C. O sujeito passivo C…………, Lda, foi notificado por carta registada datada de 10.10.2003 para 3 moradas conhecidas, para apresentar no dia 21.10.2003, pelas 10:00 horas, na Direcção de Finanças do Porto os livros de escrituração obrigatórios nos termos das leis comercial e fiscal, bem como os livros auxiliares, documentos de suporte aos registos contabilísticos, relativos à actividade que exerceu nos exercícios de 1999, 2000, 2001 e 2002 – cfr. fls. 66 do PA apenso (facto constante do relatório de inspecção e não impugnado).
D. O sujeito passivo não apresentou os livros de escrituração obrigatórios nos termos das leis comercial e fiscal, bem como os livros auxiliares, por não os ter – cfr. fls. 66 do PA apenso (facto constante do relatório de inspecção e não impugnado).
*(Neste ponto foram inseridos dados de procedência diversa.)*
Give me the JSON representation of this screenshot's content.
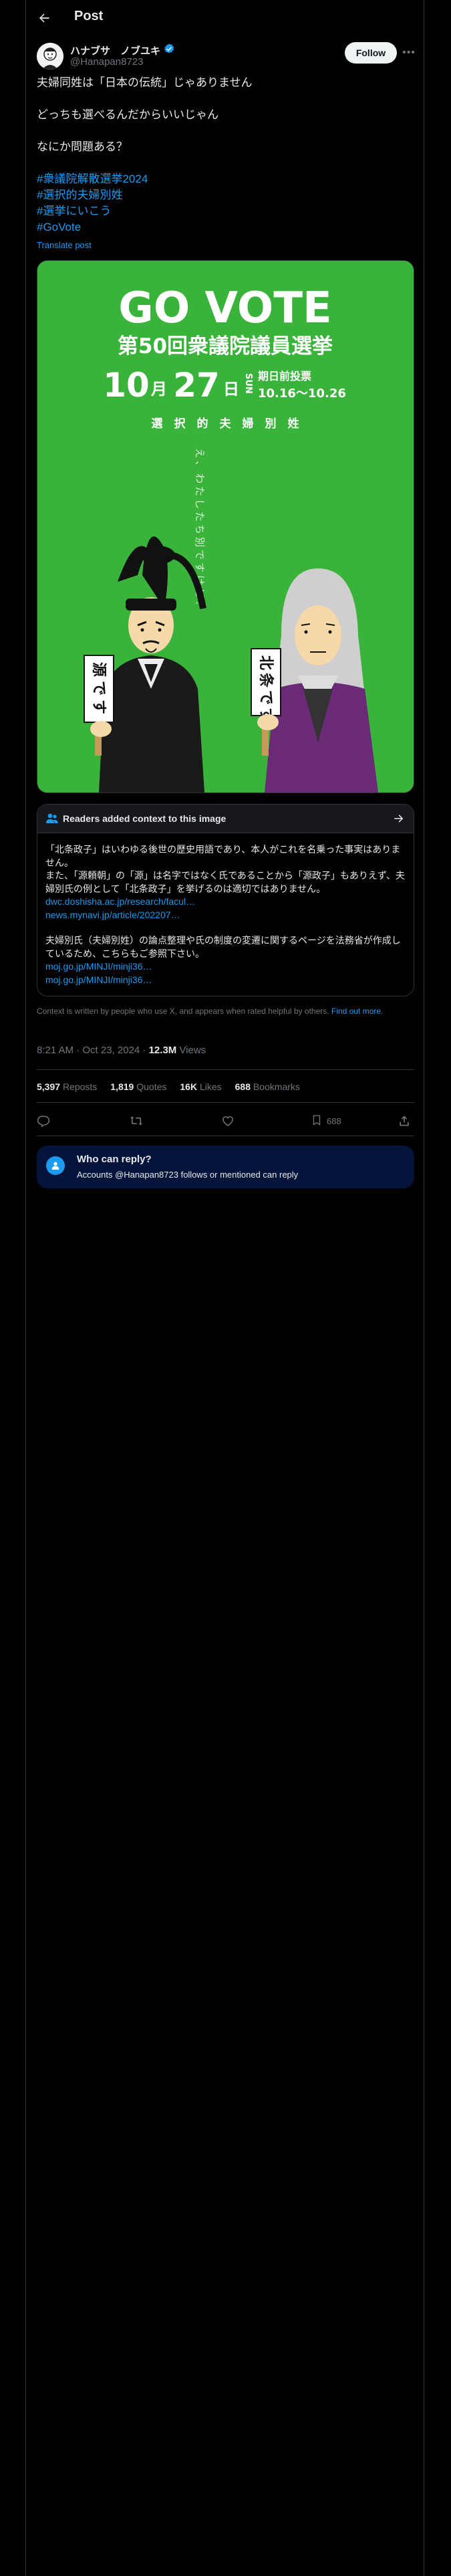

E. Em 01.04.2004, o sujeito passivo, na pessoa do sócio-gerente D…………, entregou na Direcção de Finanças do Porto documentos relativos ao ano de 2001, dos quais não constavam a totalidade das facturas e notas de débito emitidas – cfr. fls. 66 do PA apenso (facto constante do relatório de inspecção e não impugnado).
F. Apesar de inúmeros contactos telefónicos para proceder à apresentação dos restantes elementos da contabilidade, tal não aconteceu – cfr. fls. 67 do PA apenso (facto constante do relatório de inspecção e não impugnado).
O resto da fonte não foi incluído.